As I've been reading over the first major writing assignment, I'm realizing something. Well, after I wrote that sentence, two things.
A. People often write their most horrible sentences because they think it fits a proper form.
B. People have trouble with choosing an appropriate scale of generality/specificity in the introduction.
The two are related. In many high schools, students learn how to write an introduction by using an inverted pyramid: they progress from an observation of general interest towards a particular point, the thesis statement. It is rigid, and only sometimes works outside of the expository essay genre. But it can be used well, if the initial appeal and the progression are both appropriate fits for the audience involved.
But it is difficult to measure such scale for a student who has only learned one way to introduce their formal writing, and who has furthermore not had enough experience in writing. In those cases, the feeling for fitting generality and audience is off. In an informative paper about how Google functions, the first sentence will describe how the internet functions. In an analytical paper studying the way gender is used in briefs on internet policy and privacy, the first sentence will allude to the simpler time of the 80s. Also, in an effort to supply the right beginning, outright errors will present themselves, like the well-known cop-out, "Since the beginning of time..."
No.
What it took me a long time to learn about the inverted paragraph structure, and what directly helped me with the scale problem, was that even the first sentence is focused. It is intentional. It refers to categories I'll later be using. There's got to be a hook and some logic that's relevant and accessible to my audience. Summarily, it has to have the context of both the reader and the rest of the paper to really be written effectively. With all that in mind, it should be one of the last, if not the last sentence written.

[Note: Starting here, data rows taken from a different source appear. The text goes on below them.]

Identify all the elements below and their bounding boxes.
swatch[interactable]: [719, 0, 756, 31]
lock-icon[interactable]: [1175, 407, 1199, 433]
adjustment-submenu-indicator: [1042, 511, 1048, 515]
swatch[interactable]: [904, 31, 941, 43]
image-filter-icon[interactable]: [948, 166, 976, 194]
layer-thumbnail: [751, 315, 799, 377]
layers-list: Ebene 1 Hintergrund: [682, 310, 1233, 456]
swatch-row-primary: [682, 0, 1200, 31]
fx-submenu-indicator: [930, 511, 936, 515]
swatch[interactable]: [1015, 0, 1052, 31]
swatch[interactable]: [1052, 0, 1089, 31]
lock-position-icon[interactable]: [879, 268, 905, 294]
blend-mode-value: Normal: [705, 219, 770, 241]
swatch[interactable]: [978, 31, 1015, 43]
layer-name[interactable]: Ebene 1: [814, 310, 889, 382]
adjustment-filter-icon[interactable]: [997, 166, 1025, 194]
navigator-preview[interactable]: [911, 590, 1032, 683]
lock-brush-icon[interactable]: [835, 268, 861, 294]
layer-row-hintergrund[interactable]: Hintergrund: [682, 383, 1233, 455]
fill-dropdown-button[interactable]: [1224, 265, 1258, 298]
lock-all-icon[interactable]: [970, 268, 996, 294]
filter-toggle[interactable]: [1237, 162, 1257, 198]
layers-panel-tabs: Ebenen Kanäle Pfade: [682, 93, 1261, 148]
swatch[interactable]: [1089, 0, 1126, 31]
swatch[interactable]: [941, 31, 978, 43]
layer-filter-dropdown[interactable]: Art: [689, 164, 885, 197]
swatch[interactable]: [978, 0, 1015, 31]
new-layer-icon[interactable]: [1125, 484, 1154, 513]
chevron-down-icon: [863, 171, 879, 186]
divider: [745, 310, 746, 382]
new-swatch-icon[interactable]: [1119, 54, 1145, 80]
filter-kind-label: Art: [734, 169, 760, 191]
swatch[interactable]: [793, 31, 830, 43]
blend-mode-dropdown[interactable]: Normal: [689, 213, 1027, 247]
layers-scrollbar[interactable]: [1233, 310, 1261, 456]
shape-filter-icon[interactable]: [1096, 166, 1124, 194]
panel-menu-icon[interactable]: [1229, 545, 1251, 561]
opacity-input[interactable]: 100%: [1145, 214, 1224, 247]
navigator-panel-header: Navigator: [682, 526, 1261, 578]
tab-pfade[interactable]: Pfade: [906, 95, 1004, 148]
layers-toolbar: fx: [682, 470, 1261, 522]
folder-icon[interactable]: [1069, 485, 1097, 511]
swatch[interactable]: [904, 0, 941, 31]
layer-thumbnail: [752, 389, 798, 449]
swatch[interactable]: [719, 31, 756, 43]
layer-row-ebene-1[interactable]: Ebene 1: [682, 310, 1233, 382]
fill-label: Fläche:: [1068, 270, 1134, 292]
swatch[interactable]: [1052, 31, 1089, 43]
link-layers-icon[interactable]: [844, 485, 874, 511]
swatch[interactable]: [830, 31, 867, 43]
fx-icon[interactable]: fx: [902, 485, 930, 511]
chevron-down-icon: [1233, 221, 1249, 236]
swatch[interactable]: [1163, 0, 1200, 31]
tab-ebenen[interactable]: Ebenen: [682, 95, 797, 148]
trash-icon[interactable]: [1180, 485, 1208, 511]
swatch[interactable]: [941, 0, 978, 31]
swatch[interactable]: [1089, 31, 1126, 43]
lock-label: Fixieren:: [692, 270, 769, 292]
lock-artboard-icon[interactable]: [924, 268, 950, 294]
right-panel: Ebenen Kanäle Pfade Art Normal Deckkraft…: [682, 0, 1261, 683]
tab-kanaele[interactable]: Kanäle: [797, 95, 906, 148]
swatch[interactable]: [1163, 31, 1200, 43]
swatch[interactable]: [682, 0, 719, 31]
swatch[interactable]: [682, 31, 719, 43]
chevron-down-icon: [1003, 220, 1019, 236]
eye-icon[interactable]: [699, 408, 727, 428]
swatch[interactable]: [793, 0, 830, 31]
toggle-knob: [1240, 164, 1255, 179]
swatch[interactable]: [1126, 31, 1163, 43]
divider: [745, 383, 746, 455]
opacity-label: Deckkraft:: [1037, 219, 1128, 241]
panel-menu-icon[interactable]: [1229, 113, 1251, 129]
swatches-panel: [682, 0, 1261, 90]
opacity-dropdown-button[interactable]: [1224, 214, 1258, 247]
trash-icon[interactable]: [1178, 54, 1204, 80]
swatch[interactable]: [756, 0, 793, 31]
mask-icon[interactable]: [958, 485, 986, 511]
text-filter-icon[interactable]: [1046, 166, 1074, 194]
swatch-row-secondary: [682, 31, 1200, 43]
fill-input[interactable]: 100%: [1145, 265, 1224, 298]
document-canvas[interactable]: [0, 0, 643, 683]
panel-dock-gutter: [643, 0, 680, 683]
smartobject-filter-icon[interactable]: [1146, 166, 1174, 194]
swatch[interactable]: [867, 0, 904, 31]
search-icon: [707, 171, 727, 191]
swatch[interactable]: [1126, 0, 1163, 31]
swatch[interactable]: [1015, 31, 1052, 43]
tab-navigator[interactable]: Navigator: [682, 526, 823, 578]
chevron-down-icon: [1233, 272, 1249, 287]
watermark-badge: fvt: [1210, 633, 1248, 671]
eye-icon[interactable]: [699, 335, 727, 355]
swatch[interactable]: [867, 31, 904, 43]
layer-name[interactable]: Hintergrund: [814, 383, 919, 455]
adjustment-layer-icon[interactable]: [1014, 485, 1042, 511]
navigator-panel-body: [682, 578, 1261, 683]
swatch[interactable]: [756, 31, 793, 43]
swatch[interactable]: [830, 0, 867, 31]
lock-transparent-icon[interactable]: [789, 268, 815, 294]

Subsequently, I now know that there are a variety of ways of starting a paper. Sometimes, starting with some topical facts or an anecdote can be more useful. Sometimes, starting with the thesis statement itself is a good move. After a while it's easy to know what to use based on the genre and audience. Sometimes I still write an introduction in a couple of different styles, just to see which way works best.
I've periodically left days open to work on these things in the schedule. Looks like this will be one of the sessions.
Can one impart all of this in an hour's time? No. But I think that the key here is experimentation. Flex the writing. Have a few forms in mind, and try them out to see which best accomplishes an introduction to the paper for the intended audience. This should be the most naturally sounding part of a paper; yet, to be a good one, it often takes the most work. My approach will be some combination of explaining the forms, studying bad examples, and modeling good habits in revision.